Nesse dia, a mulher sentiu o desconforto de ser depositária de um excesso de Holística. Era segunda-feira e a Holística estava-lhe no corpo e no espírito e no sangue. Estava atrasada para o emprego. O autocarro chegou completamente cheio e um homem encostou-se demasiado ao seu corpo. A mulher deu-lhe um pontapé nos tomates e as pessoas aplaudiram, encaixotadas. O passeio estava em obras e a mulher molhou um pé, não um, dois, dois pés e uma meia preta. Não teve tempo para café nem pequeno-almoço. Na verdade, chegou ao emprego tão já cansada que pensou na Holística como uma coisa boa, um animal pequeno ou um cartão de filiação partidária.
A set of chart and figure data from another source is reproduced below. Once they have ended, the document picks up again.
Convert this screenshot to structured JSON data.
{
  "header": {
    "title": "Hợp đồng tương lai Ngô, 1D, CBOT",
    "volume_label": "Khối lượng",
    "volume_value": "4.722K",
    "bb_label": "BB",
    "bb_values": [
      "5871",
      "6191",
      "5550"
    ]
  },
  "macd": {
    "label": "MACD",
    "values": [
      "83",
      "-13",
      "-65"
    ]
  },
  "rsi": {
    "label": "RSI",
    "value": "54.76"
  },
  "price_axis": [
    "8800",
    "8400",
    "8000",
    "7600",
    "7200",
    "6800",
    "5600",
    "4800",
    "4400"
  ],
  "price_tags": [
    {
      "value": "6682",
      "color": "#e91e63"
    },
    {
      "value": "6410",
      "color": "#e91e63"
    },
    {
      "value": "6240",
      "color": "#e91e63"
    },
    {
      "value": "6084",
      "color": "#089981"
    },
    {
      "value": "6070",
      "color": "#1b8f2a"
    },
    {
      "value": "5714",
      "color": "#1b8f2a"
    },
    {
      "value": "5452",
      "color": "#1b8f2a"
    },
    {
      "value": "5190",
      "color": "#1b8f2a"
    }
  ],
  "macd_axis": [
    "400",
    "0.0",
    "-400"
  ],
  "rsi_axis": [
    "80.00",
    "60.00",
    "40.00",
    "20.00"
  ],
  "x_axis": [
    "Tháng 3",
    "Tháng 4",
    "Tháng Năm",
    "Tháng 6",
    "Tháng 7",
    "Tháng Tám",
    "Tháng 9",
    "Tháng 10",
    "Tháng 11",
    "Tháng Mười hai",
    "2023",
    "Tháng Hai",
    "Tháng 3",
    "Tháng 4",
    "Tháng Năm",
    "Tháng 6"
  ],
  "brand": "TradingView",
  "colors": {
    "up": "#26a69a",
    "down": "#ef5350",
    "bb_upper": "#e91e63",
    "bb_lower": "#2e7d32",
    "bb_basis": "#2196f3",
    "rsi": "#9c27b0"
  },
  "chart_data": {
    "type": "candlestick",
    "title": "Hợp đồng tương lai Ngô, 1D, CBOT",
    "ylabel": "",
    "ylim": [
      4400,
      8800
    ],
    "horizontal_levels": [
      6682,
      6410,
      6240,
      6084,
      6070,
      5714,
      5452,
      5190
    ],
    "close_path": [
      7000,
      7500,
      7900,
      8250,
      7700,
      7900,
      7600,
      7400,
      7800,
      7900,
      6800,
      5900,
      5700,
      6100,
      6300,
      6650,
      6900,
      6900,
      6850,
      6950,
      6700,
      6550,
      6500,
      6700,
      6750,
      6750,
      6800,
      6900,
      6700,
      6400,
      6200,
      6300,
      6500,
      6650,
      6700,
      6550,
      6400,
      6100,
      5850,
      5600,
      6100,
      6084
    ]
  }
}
Procurou a Holística na carteira e no chão, debaixo do pé mais curto da secretária. Nada. Teria de esperar. Se tudo corresse bem, reencontraria a Holística a caminho de casa, e desta vez não a acharia excessiva. Se tudo corresse bem, ia a tempo do autocarro das sete e durante a hora e meia da viagem nenhum homem, nem um, se atreveria a apalpá-la em público.

 

PARTIDO DO BEM

Desta vez, o Partido do Bem não cometeria o erro de definir a verdade. A verdade era coisa antiga e ingénua, a verdade matara muita gente. O Partido do Bem ia dedicar-se a definir a mentira. Nomearia uma comissão de sábios anónimos, entre eles um padre, uma socióloga e um sem-abrigo recentemente promovido pela estranha autenticidade da sua poesia. Haveria também comissários políticos do Partido do Bem, meros observadores, não fora as armas americanas, os cartões de crédito e aquela ansiedade com a questão da desigualdade. Como candidatas a mentiras perfilavam-se já a liberdade e a fraternidade, e só não se discutia a igualdade porque os sábios e os do Partido do Bem gostavam, depois do trabalho, de se reunir num restaurante japonês onde a maioria, por pudor, pedia cerveja, mas alguns, muito poucos, preferiam saqué.